São os números puros e frios que também respaldam as decisões de política monetária do FED (Federal Reserve – Banco Central dos Estados Unidos). A última reunião de Comitê, realizada na terça e quarta-feira desta semana, surpreendeu parte de analistas e economistas por não indicar quando a autoridade monetária pretende subir novamente a Fed Funds (taxa básica de juros).
Em dezembro do ano passado, a mediana das projeções entre os membros do Comitê para a Fed Funds subiu de 1,1% para 1,4% ao fim de 2017, sinalizando que o Banco Central poderia subir sua taxa básica de juros em três ocasiões neste ano.
Como o FED costuma antecipar seus movimentos ao mercado com bastante antecedência, o fato de a reunião do mês de fevereiro ter passado limpa, sem novidades, revela que um novo aumento não está na mira da instituição, mesmo com a inflação deslocando-se para a meta de 2% a ser perseguida.
O FED não estaria adotando uma postura cautelosa caso estivesse enxergando riscos concretos adicionais para inflação vindos da nova administração Trump. O risco não pode ser totalmente descartado, mas a possibilidade de se tornar realidade é baixa.

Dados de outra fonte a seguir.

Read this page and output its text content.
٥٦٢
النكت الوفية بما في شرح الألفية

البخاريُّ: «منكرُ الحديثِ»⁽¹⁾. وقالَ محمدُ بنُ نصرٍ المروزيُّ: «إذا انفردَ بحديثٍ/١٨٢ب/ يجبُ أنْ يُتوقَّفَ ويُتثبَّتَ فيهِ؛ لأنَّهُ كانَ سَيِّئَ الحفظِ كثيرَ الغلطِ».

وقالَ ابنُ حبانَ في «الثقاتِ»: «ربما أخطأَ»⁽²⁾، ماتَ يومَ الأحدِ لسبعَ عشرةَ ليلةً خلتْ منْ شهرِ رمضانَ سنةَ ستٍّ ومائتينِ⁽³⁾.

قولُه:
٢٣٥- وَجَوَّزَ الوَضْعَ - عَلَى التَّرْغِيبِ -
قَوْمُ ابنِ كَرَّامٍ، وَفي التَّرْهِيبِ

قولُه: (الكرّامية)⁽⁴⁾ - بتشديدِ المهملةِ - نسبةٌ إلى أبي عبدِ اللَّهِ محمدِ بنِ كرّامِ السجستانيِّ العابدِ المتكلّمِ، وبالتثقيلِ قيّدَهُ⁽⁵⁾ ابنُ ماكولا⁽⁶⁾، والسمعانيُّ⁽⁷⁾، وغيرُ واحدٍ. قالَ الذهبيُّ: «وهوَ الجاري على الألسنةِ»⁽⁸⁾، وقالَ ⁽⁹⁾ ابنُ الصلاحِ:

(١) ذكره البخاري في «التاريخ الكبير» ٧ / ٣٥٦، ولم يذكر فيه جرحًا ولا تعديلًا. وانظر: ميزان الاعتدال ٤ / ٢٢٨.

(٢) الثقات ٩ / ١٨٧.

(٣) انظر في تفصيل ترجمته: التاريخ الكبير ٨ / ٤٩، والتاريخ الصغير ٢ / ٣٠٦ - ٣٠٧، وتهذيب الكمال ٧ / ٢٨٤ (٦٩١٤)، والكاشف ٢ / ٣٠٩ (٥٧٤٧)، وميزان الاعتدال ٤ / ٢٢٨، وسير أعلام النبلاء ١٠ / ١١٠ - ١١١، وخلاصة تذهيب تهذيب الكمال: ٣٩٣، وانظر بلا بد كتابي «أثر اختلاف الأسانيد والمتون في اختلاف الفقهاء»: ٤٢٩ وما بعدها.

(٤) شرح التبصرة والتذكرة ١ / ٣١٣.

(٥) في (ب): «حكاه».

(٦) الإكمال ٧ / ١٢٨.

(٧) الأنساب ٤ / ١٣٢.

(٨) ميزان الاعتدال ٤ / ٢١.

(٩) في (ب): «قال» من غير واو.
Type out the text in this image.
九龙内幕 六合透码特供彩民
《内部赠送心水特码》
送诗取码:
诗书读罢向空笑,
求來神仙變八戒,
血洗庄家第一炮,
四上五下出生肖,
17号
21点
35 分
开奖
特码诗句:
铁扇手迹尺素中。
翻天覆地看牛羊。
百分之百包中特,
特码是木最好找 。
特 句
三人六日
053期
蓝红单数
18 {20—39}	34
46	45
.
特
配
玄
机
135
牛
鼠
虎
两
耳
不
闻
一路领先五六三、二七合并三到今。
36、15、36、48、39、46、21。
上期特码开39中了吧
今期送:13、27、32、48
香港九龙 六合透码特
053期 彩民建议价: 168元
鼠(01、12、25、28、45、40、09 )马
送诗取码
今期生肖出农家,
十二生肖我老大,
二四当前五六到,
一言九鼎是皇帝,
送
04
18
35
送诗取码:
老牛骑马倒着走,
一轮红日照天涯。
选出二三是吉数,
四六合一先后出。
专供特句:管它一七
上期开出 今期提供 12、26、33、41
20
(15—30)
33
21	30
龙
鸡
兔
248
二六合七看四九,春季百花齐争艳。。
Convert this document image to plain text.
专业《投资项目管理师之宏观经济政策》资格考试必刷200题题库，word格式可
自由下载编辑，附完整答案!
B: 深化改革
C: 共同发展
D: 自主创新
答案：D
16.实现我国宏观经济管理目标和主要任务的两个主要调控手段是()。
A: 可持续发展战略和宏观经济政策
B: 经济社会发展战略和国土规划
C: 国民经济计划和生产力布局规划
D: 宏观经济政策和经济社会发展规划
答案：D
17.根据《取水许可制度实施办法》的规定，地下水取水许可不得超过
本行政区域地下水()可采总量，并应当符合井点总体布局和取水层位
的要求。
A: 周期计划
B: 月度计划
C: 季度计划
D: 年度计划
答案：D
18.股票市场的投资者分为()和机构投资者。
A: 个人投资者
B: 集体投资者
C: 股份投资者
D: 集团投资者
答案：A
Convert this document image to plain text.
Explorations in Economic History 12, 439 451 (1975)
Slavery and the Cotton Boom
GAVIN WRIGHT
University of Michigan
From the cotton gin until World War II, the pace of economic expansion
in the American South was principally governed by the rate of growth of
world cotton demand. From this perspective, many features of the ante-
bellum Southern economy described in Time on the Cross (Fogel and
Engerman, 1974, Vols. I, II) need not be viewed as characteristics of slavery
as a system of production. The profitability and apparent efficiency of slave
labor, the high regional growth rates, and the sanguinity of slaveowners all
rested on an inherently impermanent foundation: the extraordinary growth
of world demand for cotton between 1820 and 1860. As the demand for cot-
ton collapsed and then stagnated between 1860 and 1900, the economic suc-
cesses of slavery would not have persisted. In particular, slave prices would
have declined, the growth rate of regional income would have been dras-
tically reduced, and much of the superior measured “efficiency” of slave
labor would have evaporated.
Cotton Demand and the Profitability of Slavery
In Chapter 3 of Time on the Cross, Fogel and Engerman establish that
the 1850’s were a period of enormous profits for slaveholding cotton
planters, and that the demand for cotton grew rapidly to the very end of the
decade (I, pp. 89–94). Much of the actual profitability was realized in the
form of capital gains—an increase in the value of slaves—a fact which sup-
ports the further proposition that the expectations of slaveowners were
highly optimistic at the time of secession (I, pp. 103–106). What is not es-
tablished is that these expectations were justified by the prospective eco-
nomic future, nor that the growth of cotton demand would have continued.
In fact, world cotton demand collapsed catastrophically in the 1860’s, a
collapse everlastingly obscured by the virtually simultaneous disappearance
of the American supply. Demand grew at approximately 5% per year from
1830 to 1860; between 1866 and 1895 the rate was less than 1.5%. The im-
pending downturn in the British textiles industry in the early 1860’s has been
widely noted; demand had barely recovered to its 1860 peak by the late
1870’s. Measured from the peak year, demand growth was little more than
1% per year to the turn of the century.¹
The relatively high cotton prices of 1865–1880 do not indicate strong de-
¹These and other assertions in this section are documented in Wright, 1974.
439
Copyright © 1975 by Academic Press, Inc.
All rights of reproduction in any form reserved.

No Reino Unido, o BoE (Bank of England) também não enxerga risco adicional para a inflação local mesmo calculando os impactos do Brexit na economia, principalmente pela flutuação da moeda. A taxa básica de juros foi mantida em 0,25% ao ano na reunião de Comitê encerrada na última quinta-feira, sem nenhuma sinalização de aperto à frente.
A autoridade monetária britânica também revisou fortemente para cima as projeções para o PIB (Produto Interno Bruto) deste ano, de 1,4% para expansão de 2,0%. A chuva de catástrofes projetadas antes de o Brexit se tornar realidade no referendo caiu no esquecimento, como de costume.
A semana também foi de reunião do Comitê de Política Monetária do Banco Popular (autoridade monetária chinesa), com uma decisão que surpreendeu o mercado. A taxa de juros sobre operações de recompra reversa no mercado aberto de 7 dias, 14 dias e 28 dias subiu inesperadamente 0,10 p.p., para 2,35%, 2,50% e 2,65% respectivamente.
Este é o primeiro aumento desde 2013 para as linhas de 7 dias e 14 dias. Para a linha de 28 dias, é o primeiro aumento desde 2015. O movimento do Banco Popular é uma tentativa de defender a economia contra fuga de capitais e evitar um superaquecimento do crédito, dois sérios problemas a serem enfrentados pelas autoridades locais neste ano.